Workflow: The Skeleton of Harness Engineering
This is the second article in the series "Practices and Reflections on Harness Engineering in Enterprise Applications."
Why an Agent Should Not Start Implementing Immediately
In many vibe coding sessions, the path looks familiar: give an agent a vague requirement, let it think for a while, and then watch it generate code continuously. After a long wait, it may return something that looks genuinely usable: the page opens, the flow runs, and the feature more or less works.
That experience can create a powerful illusion: if the model is strong enough, a requirement can go straight into implementation.

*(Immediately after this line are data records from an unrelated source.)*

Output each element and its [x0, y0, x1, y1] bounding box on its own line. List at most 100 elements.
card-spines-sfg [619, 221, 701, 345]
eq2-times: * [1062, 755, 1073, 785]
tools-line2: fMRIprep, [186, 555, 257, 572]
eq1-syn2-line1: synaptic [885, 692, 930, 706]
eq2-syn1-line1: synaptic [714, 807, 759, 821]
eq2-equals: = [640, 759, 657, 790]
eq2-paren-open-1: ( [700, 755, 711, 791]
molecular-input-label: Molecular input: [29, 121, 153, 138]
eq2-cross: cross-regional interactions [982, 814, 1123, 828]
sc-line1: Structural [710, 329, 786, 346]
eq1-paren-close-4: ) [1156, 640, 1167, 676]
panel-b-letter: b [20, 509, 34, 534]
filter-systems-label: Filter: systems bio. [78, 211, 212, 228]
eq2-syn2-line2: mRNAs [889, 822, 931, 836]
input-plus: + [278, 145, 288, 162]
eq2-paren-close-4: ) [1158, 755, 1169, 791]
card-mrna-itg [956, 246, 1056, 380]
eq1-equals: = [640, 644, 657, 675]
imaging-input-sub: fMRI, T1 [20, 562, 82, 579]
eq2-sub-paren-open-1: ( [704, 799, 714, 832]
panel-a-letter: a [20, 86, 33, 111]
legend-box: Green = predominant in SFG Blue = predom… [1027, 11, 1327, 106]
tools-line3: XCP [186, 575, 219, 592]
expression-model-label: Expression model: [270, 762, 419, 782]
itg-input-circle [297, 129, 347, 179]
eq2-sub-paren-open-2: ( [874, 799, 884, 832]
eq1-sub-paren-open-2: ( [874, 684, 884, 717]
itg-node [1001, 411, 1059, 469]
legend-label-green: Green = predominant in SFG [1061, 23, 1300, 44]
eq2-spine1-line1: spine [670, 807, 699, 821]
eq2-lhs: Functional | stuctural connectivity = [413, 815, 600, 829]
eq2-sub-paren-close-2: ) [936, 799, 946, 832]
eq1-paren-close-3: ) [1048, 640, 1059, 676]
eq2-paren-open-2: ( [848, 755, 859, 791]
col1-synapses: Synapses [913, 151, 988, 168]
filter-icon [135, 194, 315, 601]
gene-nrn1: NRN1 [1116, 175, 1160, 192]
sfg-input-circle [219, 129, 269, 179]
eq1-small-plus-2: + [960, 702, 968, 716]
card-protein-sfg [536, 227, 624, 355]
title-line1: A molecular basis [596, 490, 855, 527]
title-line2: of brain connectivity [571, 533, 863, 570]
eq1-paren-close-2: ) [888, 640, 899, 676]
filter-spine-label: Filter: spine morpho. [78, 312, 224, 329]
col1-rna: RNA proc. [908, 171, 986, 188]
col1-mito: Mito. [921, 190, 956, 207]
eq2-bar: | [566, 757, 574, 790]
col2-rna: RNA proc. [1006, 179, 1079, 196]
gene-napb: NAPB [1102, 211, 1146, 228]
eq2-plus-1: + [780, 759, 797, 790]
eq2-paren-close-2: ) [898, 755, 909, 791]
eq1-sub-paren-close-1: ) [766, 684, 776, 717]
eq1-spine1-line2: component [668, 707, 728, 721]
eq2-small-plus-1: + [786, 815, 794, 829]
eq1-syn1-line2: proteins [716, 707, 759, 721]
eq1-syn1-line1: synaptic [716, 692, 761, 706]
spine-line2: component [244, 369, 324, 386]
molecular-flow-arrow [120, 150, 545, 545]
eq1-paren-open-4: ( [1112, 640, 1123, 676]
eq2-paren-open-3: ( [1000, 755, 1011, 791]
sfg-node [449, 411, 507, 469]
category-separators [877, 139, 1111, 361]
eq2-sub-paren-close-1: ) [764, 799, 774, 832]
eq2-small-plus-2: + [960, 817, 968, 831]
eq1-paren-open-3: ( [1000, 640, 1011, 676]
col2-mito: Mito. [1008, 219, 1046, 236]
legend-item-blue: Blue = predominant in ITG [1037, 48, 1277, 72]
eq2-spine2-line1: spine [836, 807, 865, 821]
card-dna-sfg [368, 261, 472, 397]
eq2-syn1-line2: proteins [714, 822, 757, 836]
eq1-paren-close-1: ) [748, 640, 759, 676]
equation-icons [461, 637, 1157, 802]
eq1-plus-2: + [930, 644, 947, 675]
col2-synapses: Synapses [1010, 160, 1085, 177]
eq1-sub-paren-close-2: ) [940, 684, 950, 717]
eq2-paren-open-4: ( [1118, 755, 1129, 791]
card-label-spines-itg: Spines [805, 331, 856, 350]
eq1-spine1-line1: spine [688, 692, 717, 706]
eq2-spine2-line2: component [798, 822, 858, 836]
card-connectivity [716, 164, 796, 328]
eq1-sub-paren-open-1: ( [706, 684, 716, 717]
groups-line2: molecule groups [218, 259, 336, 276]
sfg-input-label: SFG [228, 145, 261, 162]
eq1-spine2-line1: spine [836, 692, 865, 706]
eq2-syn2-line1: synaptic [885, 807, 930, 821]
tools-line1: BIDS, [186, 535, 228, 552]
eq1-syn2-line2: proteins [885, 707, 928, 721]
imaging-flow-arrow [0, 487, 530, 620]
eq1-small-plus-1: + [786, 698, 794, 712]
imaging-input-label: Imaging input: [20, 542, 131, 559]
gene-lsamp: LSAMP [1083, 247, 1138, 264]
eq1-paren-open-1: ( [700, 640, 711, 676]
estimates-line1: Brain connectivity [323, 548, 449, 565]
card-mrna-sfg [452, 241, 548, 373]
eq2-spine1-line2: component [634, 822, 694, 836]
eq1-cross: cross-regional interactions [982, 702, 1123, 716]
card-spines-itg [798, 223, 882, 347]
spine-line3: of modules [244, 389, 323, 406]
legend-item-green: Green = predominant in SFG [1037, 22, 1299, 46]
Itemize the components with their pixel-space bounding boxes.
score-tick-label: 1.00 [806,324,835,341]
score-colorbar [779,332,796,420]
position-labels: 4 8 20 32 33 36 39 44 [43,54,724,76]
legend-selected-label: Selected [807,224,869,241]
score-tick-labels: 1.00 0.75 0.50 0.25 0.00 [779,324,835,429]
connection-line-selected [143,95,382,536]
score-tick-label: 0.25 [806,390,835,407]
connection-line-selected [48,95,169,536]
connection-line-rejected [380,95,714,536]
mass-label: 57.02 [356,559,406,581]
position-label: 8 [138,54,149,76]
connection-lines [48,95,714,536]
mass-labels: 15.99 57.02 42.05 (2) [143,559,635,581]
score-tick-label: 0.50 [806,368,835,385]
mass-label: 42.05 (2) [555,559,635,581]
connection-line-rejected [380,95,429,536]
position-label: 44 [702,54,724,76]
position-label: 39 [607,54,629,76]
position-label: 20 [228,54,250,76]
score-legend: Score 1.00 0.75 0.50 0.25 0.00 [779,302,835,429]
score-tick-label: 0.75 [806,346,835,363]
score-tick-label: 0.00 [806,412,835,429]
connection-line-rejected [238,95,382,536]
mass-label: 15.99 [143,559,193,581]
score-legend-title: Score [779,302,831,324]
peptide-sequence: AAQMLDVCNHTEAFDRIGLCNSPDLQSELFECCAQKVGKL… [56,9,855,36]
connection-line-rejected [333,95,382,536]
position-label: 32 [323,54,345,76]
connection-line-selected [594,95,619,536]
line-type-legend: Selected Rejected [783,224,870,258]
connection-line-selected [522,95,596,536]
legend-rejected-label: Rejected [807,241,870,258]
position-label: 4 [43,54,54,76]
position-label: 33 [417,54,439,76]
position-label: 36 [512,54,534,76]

But in enterprise applications, that path often creates problems. What the agent builds may contain a large amount of guessing, invention, and self-directed design. It may not be obviously wrong. It may even look complete, reasonable, and usable. But it may still not be what the business actually needs, and it may not respect the boundaries, rules, and collaboration patterns of the existing system.
This is one of the problems software engineering has always tried to solve. Real development rarely jumps directly from a vague idea to code. Instead, it moves through a workflow: large business goals, product intents, or use cases are gradually decomposed into engineering units that can be understood, tracked, collaborated on, developed, managed, and verified.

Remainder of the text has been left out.